Frequently Asked Questions

Do I need any equipment for the qualification round?

No, everything is online and remote.

What equipment is necessary and what is allowed to bring on-site for the finals?

For the finals, participants will need to bring their own laptops with their preferred tools and software pre-installed, to be able to prepare and launch their attacks against the target space system. Participants to the finals are forbidden to bring any antennas of any kind.

Bringing specialised hacking hardware on-site (e.g., Rubber Ducky, Pineapple) is not allowed.

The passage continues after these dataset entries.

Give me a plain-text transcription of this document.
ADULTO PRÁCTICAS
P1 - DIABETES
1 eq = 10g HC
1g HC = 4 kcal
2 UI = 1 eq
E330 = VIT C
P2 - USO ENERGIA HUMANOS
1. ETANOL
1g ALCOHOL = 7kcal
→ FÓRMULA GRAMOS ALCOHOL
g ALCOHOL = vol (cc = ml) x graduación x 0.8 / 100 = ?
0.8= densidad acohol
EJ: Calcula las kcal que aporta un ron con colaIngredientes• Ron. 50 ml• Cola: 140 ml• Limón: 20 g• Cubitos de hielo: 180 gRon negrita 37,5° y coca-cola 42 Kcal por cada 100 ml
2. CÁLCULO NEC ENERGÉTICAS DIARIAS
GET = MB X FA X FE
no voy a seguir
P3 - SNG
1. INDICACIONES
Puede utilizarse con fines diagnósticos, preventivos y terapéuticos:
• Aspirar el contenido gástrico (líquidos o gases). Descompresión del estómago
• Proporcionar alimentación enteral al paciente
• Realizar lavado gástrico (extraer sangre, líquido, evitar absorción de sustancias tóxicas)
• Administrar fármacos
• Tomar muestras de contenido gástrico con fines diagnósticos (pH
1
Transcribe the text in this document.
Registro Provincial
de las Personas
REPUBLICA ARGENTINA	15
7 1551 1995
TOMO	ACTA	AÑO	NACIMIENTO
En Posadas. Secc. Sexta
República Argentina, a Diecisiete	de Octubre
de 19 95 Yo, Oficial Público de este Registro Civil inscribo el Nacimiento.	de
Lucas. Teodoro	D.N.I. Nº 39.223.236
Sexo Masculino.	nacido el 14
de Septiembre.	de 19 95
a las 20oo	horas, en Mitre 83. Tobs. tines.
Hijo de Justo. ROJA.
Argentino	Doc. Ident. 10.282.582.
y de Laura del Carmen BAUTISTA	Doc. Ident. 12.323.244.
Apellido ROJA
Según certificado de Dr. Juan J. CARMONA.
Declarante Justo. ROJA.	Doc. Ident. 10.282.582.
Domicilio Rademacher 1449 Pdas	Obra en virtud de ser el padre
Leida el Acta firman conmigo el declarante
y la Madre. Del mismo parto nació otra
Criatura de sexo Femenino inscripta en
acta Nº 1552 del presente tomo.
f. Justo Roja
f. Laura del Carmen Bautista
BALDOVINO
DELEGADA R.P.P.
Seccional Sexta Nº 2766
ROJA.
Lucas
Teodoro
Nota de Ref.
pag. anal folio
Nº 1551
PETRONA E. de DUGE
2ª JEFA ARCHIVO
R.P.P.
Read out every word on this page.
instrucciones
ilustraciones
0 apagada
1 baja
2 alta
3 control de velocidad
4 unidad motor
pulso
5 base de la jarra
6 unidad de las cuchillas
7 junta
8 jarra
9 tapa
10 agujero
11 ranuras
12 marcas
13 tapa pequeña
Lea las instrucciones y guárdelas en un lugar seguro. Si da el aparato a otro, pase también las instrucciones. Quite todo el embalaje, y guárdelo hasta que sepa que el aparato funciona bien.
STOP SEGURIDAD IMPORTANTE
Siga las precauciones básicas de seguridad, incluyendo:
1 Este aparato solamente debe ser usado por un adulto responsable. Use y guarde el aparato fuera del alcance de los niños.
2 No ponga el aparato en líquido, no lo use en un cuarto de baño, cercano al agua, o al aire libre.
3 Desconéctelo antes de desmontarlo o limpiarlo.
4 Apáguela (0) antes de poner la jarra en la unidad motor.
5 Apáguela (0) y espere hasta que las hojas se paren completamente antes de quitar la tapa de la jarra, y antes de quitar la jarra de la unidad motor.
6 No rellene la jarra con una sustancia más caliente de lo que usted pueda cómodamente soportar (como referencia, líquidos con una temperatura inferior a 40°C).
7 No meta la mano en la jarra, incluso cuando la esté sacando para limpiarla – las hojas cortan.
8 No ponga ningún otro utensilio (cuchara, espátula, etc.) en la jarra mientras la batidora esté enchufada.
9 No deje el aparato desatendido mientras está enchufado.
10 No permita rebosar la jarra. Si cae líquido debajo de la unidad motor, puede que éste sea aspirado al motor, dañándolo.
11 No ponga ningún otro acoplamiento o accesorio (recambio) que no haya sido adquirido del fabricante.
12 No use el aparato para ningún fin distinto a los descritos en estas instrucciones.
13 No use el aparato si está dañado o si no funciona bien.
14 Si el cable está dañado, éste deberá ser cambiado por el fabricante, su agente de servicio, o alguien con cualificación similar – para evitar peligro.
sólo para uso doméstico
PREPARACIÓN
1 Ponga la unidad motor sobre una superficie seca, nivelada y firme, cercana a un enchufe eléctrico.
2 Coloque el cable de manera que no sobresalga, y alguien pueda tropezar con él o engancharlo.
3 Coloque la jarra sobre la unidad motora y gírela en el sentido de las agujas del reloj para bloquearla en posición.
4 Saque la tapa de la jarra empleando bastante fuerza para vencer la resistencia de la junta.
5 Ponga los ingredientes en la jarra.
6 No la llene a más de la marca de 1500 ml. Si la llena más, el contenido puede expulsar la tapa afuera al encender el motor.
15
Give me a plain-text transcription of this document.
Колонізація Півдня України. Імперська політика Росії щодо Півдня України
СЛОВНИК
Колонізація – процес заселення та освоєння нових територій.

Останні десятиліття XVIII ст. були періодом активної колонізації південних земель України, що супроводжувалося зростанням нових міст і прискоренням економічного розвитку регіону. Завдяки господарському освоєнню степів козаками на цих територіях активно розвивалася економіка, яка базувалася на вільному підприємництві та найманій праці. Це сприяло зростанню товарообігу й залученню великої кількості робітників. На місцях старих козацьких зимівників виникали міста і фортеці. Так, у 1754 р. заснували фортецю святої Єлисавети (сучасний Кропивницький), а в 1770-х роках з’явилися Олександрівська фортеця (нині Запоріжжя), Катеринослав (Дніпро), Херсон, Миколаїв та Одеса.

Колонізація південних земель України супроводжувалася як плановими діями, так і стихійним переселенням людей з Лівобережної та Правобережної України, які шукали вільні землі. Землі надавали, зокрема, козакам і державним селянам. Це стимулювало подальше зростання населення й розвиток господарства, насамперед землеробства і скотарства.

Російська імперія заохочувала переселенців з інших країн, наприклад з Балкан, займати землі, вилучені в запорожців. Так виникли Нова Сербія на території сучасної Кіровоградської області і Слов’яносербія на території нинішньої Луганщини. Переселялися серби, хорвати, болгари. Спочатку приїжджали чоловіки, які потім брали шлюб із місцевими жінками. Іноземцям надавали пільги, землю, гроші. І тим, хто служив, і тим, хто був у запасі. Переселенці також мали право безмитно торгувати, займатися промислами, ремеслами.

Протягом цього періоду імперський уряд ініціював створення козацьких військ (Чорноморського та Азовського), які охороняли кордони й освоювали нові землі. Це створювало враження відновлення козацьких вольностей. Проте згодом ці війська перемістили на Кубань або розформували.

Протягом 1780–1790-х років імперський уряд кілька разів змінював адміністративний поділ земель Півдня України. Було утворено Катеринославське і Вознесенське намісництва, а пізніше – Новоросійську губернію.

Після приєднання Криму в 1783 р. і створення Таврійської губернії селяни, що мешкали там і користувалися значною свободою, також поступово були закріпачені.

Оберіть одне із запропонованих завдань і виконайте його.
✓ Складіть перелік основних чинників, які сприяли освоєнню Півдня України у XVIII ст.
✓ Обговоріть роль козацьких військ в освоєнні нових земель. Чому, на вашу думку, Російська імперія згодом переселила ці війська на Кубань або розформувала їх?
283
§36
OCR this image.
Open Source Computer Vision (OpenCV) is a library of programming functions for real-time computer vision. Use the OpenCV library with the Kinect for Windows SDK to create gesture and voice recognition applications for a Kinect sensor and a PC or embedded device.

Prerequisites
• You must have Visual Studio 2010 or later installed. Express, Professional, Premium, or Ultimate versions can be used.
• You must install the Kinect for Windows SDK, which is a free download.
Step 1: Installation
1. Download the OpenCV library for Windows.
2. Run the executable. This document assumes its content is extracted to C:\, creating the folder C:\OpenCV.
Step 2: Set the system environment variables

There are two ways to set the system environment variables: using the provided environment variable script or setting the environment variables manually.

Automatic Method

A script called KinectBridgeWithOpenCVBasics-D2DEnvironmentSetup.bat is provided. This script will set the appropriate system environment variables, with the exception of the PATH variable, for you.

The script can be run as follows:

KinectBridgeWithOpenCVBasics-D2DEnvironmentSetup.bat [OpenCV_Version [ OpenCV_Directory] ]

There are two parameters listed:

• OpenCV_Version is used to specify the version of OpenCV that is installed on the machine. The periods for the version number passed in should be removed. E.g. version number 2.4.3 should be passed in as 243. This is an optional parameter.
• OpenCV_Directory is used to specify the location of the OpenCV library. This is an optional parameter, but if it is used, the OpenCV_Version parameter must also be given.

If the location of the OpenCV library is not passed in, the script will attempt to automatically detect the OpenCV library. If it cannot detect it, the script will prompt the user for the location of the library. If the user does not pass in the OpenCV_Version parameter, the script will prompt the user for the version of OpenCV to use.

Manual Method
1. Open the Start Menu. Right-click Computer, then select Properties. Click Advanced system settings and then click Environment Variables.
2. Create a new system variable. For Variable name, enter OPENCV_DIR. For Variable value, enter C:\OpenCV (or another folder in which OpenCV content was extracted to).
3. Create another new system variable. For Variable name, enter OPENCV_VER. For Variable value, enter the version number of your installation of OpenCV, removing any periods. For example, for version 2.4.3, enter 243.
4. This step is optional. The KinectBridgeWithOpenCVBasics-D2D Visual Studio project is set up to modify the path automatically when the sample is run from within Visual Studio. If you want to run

A detailed list of allowed and prohibited items will be provided to the finalist teams.

What is the process of participating?

Teams will have to enroll in the qualification event via the CTF platform.

Will all the team come to the finals?

Each teams should consist of 2 up to 6 participants (including the team leaders). At the finals, minimum 2 team members have to participate in-person to the event on-site. It is up to the team if more than 2 (and up to 6, including team leaders) will come. You should be aware though that travelling reimbursement, sponsored by ESA Academy, has a ceiling of 1000 EUR. See the ESA Academy sponsorship section for more details.

How many people will be selected to the final event and how?

The top 5 teams of the qualification event will be invited to the finals event, based on their overall score.